Background: Single Assessment Numeric Evaluation (SANE) offers a simple method of evaluating patients' sense of functional improvement after shoulder arthroplasty.
Methods: Patients receiving total shoulder arthroplasties were retrospectively queried between 2014 and 2017. Patients completed questionnaires involving SANE, American Shoulder and Elbow Surgeons (ASES) score, and Constant scores at the 1-year interval. Minimal clinically important difference (MCID), substantial clinical benefit (SCB), and patient acceptable symptomatic state (PASS) were calculated using the anchor-based methodology.
Results: A total of 207 patients with an average age of 66.7 ± 10.3 years and a body mass index of 31.5 ± 7.3 were available for analysis. The SANE score was the only score to have acceptable area under curve (AUC) (70.5%) for achieving MCID with a cutoff of 28.8. In terms of SCB, ASES (88%) and SANE (70.5%) had acceptable AUC with cutoffs of 20.7 and 50.2, respectively. All 3 scores had excellent AUC (>80%) for PASS with cutoffs of 81.9, 75.5, and 24.5 for ASES, SANE, and Constant scores, respectively. Normalized SANE scores were weakly correlated with ASES and Subjective Constant after normalizing for scale (R2 < 0.4). Achieving MCID by SANE was correlated with achieving MCID by Constant (P < .001). Achieving SCB and PASS by SANE was correlated with achieving SCB and PASS by ASES and Constant (ASES: P = .007, P < .001; Constant: P < .001, P < .001).

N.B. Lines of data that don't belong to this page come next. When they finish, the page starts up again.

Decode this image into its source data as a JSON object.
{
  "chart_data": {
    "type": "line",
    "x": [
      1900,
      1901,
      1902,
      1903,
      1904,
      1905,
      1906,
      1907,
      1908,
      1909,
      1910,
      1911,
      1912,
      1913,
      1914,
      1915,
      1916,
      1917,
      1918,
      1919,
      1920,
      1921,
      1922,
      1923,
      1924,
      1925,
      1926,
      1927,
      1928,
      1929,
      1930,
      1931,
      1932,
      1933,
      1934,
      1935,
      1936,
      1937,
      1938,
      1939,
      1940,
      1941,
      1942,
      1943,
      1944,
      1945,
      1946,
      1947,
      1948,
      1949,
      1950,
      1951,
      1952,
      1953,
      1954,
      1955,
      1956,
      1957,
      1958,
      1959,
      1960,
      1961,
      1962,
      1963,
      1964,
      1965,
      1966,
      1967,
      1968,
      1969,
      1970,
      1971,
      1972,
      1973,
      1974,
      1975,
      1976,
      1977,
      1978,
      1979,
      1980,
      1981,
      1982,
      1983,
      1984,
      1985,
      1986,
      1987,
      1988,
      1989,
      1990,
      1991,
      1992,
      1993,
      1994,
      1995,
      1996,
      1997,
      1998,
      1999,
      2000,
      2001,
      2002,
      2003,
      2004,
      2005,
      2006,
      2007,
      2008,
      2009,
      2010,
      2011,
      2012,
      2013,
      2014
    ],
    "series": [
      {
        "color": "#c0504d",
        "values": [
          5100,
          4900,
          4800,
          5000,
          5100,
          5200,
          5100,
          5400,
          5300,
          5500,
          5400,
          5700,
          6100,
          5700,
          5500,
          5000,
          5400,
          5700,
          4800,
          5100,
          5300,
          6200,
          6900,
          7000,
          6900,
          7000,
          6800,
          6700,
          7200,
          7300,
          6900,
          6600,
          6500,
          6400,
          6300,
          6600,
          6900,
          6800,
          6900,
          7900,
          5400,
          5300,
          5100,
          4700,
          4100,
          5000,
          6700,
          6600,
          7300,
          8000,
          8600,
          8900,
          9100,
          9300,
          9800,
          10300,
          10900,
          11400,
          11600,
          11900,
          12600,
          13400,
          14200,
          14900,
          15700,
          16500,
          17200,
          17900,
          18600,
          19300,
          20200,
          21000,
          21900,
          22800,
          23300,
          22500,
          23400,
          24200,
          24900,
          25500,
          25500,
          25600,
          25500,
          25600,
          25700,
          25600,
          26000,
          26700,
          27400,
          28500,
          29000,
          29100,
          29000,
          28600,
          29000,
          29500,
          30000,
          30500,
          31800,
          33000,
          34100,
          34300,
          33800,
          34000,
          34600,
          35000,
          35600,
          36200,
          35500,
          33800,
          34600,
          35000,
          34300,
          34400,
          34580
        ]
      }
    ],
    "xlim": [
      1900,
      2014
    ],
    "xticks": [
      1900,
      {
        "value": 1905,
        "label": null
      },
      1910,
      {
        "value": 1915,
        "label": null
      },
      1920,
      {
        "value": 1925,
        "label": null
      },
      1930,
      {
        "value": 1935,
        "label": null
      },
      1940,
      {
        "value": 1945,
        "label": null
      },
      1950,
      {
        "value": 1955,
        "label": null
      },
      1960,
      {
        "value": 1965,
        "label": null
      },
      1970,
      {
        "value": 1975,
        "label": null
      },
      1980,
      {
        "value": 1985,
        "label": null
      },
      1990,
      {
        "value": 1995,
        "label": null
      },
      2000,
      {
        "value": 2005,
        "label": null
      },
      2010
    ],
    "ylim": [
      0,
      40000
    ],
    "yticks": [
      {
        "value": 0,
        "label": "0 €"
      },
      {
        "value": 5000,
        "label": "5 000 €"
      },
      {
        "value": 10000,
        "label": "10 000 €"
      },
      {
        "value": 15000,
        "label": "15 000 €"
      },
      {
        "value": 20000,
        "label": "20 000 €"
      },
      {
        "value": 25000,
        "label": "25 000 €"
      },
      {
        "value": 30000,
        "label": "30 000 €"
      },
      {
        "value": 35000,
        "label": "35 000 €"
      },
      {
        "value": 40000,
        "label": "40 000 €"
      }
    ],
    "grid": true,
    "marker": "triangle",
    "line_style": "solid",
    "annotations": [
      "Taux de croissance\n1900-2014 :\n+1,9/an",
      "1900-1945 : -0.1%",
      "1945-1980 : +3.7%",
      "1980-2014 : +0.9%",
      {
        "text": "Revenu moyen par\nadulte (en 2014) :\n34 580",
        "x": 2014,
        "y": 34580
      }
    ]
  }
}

Conclusion: The present study establishes clinically significant outcomes for SANE. Achievement of clinically significant outcomes in SANE was correlated with achieving meaningful outcomes with legacy measures of ASES and Constant scores. SANE may be used as a simple and efficient measure of patient outcome after total shoulder arthroplasty.
Keywords: Total shoulder arthroplasty; clinical outcomes; minimal clinically important difference; patient acceptable symptomatic state; single assessment numeric evaluation; substantial clinical benefit.